Stolen credentials can pose a major threat and give attackers instant access to a company's assets — employee data, customer data, sensitive information and financials. According to the 2022 Verizon Data Breach Investigations Report (DBIR), stolen credentials are responsible for nearly half of all cyberattacks. This is up from about 30% in 2017. The increase of stolen credentials on the dark web has made additional authentication methods vital for identity protection. The most commonly discussed is multi-factor authentication (MFA). MFA is a layered approach to cybersecurity where a user must present two or more credentials to verify that they are, in fact, who they say they are.
Previously touted as a vital security feature, MFA is not all it was once cracked up to be. Recent attacks on Uber and Twilio have shown that attackers are finding ways around it. One of the main problems with MFA? The tired person on the other side. Employees receive non-stop notifications requesting access to systems and, eventually, they give in or make a mistake.
Today’s hackers are waiting for people to make that same mistake. They deploy social engineering, spear phishing and waterholing attacks — and now push bombarding or exploiting MFA fatigue. In an MFA-fatigue attack, the hacker already has the victim’s username and password, which they likely gained using a credential stuffing or an email phishing attack. The only thing missing is the secondary authentication step. From this point, the hackers start sending push notifications to a user’s phone or device, where the user has to press accept or deny. They keep sending it until the user typically gets fed up before accepting it to eliminate the relentless notifications. Additionally, attackers send these push notifications at the most active times of the day to catch employees off guard. Today’s hackers are adaptable and have time to "lie in wait."
Dangers of MFA fatigue
MFA-fatigue attacks are pushed at the beginning of a work day, while in a meeting, right before lunch, in the middle of the night and right before holidays — times when employees are rushed to get things done. Employees become complacent since they deal with the authenticator app potentially hundreds of times a day and they just want it to go away. Pressing accept not only makes the notifications stop, but it also gives the attacker exactly what they want.
When attackers gain access to a business system the possibilities are endless. And, if hackers get access to the right account, they can gain access to a cloud service provider or network, laterally move throughout that environment and take custody or advantage of sensitive and confidential information. Attackers can do a lot of damage and even ruin a company’s reputation with the simple push of a button.
Prevention starts with proper training
Today’s attackers take advantage of the fact that users complete authentication requests without much thought. Users get the notification, press accept and go about their business. In a perfect world, this would be fine, but the attacker complicates the process and undermines the effectiveness of MFA. That’s why today’s businesses need to do more to prevent such infiltration.
Employees need proper training to know what to look for in these instances. Users need to know how to respond, or rather not respond, and whom to notify should they get a push notification they did not initiate.
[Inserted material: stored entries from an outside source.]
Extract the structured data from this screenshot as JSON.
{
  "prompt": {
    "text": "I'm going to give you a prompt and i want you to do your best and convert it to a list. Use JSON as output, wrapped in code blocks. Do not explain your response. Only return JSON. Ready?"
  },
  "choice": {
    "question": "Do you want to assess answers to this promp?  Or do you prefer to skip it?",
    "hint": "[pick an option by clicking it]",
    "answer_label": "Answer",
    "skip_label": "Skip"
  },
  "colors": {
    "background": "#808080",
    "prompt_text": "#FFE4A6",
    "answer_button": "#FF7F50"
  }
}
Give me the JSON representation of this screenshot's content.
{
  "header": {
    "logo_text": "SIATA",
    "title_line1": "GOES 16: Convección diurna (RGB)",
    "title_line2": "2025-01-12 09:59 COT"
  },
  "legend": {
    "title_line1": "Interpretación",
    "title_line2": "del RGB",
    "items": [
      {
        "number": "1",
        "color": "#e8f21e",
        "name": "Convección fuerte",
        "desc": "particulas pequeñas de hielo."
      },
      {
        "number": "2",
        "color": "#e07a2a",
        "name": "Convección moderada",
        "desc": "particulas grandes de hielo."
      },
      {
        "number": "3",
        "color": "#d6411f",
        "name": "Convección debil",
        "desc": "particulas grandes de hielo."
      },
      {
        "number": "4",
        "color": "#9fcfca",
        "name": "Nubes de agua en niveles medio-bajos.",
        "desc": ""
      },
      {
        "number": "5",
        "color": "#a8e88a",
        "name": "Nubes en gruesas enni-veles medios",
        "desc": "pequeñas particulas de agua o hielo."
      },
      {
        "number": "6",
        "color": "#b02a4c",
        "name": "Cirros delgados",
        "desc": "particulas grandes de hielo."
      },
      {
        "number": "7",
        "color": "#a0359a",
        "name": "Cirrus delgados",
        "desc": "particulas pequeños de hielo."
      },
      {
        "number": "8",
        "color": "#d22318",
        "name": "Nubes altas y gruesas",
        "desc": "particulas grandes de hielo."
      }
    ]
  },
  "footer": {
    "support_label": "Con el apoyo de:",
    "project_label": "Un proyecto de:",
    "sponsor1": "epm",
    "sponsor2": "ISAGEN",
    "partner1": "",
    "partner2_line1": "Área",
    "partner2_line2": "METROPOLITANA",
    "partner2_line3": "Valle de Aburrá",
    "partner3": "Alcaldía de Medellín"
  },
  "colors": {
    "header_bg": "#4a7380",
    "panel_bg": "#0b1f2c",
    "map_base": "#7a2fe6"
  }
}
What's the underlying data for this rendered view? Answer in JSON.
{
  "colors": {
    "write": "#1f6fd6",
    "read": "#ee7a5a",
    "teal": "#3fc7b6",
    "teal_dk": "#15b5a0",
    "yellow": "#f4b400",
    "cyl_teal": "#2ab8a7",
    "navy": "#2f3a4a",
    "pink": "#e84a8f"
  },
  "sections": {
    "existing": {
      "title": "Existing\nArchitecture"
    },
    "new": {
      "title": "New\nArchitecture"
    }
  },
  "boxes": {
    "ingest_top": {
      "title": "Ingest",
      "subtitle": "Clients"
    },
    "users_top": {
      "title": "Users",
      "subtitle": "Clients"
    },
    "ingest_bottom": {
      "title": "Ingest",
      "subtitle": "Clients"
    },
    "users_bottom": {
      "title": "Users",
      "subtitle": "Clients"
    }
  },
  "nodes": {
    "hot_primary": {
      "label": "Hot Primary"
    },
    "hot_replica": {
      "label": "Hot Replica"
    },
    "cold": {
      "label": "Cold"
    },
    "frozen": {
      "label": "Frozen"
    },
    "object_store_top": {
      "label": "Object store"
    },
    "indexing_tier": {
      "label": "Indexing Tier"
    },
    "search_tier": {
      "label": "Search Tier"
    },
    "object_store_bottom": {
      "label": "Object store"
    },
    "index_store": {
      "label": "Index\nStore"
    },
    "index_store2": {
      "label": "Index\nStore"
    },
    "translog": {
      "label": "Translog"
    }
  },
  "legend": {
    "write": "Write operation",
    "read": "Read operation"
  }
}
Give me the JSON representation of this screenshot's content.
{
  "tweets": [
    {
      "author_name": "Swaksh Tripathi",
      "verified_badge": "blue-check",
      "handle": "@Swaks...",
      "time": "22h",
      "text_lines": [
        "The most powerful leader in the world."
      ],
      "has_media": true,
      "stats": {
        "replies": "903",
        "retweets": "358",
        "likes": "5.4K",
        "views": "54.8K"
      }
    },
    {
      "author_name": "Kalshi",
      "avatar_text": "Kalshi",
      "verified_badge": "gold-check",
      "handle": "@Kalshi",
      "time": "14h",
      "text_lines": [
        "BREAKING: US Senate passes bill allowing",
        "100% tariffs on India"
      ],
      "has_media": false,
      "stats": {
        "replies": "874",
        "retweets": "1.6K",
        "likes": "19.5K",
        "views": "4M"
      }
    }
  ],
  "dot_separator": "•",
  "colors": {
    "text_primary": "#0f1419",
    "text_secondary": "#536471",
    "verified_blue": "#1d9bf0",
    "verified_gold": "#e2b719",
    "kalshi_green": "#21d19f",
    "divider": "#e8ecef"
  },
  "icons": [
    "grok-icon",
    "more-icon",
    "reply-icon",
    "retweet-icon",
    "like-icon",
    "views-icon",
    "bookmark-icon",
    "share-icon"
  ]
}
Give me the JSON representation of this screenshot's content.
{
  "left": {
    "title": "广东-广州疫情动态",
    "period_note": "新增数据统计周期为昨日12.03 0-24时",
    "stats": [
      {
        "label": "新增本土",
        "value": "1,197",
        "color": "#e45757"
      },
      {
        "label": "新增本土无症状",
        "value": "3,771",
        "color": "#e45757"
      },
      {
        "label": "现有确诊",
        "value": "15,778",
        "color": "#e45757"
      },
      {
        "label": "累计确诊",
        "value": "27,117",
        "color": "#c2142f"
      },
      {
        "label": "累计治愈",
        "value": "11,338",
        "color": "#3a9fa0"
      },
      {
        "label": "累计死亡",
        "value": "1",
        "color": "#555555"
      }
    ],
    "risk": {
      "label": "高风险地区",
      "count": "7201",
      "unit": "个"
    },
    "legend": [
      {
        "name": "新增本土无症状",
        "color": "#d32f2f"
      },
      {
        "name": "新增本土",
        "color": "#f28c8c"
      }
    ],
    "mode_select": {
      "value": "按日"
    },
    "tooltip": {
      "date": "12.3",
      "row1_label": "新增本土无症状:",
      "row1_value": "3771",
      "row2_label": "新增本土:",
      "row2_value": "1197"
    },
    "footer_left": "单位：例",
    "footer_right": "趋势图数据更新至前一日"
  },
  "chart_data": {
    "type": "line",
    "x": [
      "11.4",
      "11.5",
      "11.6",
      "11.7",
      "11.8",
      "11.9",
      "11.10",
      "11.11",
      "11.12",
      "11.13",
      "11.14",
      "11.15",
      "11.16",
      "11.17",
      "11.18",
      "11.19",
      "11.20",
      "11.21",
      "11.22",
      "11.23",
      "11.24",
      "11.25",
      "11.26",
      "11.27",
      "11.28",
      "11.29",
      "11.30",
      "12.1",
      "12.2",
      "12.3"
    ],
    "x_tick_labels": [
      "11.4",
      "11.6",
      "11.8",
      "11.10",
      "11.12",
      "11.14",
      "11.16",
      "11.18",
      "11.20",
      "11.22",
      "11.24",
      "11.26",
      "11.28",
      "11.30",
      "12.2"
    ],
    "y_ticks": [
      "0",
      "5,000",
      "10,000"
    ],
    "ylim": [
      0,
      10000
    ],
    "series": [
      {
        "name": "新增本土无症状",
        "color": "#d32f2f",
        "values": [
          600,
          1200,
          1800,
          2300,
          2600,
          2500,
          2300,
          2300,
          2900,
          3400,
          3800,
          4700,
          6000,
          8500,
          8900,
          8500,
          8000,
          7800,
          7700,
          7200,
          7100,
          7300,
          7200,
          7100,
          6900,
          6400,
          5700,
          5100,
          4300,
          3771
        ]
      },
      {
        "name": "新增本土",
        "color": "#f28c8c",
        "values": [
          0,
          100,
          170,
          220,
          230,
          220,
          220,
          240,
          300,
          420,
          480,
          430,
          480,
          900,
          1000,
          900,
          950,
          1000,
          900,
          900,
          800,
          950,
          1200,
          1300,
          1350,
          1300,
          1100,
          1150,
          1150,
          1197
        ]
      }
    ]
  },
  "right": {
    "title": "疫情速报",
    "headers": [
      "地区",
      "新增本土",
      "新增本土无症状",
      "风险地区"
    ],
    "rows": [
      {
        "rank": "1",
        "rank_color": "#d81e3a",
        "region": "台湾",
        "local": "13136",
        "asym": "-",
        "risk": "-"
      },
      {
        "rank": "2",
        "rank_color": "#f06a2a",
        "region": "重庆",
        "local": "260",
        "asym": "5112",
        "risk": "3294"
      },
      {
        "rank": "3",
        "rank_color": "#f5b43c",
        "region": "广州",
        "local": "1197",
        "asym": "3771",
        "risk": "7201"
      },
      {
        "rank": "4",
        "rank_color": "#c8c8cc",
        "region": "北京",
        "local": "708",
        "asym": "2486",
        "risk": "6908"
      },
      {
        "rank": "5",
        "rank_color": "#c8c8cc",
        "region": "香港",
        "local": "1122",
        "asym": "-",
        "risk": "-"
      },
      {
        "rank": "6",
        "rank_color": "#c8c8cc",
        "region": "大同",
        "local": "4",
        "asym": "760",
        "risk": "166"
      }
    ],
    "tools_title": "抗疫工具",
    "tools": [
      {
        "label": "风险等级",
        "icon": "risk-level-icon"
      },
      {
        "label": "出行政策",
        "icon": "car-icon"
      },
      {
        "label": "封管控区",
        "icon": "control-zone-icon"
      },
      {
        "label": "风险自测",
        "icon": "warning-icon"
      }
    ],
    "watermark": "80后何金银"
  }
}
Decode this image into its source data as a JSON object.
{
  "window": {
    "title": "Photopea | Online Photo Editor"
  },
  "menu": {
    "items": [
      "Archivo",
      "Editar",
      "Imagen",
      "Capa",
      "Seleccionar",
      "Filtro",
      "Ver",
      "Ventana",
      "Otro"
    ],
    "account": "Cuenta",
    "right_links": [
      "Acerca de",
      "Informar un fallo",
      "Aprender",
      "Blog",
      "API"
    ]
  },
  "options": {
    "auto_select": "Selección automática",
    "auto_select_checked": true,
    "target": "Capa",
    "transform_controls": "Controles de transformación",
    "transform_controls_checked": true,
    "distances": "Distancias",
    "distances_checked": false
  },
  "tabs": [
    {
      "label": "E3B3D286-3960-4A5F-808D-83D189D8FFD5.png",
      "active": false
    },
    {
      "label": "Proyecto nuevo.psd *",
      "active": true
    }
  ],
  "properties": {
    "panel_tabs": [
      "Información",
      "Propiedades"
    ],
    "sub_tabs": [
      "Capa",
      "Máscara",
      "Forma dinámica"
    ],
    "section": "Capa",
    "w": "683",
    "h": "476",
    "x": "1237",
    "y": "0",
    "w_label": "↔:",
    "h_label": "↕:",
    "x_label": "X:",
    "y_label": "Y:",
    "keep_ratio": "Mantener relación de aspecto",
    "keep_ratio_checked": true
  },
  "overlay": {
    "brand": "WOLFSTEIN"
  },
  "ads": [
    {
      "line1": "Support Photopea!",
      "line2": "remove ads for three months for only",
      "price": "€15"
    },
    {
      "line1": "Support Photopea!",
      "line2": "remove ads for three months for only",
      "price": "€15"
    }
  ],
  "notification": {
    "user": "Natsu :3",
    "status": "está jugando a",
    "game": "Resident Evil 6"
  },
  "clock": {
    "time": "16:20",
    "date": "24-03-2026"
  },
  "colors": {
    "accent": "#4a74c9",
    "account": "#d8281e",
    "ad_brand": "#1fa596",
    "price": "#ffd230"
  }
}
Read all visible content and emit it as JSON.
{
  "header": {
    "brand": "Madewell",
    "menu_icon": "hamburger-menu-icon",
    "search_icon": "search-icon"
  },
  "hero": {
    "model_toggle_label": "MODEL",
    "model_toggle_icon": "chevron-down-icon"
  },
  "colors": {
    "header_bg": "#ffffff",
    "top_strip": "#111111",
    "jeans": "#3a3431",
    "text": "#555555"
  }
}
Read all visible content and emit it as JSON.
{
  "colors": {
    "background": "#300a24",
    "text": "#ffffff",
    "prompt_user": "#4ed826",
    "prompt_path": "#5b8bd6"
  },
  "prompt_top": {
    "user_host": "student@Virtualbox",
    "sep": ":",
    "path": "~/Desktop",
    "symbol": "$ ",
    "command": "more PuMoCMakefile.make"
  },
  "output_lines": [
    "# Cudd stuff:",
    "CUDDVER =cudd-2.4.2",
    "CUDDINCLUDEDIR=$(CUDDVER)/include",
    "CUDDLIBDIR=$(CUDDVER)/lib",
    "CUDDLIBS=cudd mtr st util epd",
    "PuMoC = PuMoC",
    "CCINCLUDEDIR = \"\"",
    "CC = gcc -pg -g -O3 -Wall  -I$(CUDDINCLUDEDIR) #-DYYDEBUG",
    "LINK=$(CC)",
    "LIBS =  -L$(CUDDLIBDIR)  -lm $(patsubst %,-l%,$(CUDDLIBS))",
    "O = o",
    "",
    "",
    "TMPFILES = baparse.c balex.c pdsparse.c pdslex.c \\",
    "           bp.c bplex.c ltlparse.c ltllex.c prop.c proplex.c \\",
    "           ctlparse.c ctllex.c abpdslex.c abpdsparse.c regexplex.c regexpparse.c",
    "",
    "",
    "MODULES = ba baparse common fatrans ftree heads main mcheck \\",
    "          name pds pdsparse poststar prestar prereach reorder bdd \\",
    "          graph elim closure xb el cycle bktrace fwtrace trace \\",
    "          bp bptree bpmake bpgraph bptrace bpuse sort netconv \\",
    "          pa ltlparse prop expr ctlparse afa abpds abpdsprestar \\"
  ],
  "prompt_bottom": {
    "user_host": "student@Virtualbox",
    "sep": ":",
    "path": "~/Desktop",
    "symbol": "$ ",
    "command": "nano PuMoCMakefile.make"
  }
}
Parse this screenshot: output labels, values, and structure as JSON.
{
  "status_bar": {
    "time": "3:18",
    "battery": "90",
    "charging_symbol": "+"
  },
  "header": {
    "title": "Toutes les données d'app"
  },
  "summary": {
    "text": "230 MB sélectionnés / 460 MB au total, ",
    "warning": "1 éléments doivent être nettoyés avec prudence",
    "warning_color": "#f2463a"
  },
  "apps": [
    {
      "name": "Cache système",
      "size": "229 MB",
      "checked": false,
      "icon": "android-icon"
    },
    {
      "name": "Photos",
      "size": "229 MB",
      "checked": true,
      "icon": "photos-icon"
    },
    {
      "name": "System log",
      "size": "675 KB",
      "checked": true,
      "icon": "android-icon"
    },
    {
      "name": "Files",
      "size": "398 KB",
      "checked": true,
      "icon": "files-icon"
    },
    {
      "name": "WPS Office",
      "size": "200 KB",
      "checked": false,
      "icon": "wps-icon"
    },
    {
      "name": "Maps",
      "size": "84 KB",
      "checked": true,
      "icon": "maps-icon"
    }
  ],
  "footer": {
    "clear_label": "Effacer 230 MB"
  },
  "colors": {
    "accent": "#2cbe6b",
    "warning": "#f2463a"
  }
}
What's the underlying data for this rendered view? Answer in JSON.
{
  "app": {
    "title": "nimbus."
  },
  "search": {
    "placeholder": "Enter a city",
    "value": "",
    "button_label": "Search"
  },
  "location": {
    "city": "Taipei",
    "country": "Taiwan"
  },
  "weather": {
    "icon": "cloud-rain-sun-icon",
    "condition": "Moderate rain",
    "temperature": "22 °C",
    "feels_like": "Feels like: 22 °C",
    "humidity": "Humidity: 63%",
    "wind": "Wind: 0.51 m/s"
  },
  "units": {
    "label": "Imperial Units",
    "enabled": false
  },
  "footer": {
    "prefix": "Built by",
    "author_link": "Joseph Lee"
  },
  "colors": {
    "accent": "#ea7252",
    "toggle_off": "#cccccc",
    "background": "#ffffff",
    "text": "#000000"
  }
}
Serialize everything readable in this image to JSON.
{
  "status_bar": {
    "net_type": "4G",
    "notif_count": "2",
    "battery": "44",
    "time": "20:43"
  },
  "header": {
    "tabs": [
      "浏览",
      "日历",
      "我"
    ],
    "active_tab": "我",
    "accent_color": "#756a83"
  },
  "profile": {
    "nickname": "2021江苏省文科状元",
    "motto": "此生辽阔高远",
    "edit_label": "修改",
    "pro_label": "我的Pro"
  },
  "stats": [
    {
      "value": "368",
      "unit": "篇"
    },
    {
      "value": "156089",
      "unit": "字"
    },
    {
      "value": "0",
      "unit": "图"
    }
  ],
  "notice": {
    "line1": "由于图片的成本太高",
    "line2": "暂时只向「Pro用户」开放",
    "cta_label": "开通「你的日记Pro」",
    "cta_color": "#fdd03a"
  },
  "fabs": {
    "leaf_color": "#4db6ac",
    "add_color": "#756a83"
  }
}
IT teams may also be able to configure access rules to prevent the process from completing if a device or request does not conform with policy.
Implement the principle of least privilege
Businesses serious about protecting their assets should also go a step beyond training and implement the principle of least privilege. Under the principle of least privilege, users only have access to what they need to carry out their job. This includes applications, files and data access. Only giving employees specific access can limit the damage that an MFA-fatigue attack can incur. Of course, this takes preparation on the part of the IT team and would require developing a process to define how requests for access are handled. There should also be periodic reviews to determine how access is utilized and privileges should be updated based on job functions and usage patterns.
Companies should also implement a zero trust strategy where every device and user are authenticated and authorized. Devices and users that are not authenticated and authorized simply don’t get access. Zero trust frameworks can eliminate the risk of credential theft even if hackers have a username and password and can launch an MFA-fatigue attack. The trick here is that despite having user credentials, the attacker has no way to attest to the device identity and additional user-centric contextual information such as geographic locations, time-based policies or device-posture requirements. With these additional cryptographic verification and contextual information steps, zero trust thwarts unauthorized logins.
Today’s attackers are adaptable and evolve quickly. As users, we must also evolve and take steps to secure our identities. With the right combination of training, security policies and zero trust technology, it is possible to provide protection from any credential-based attack vector.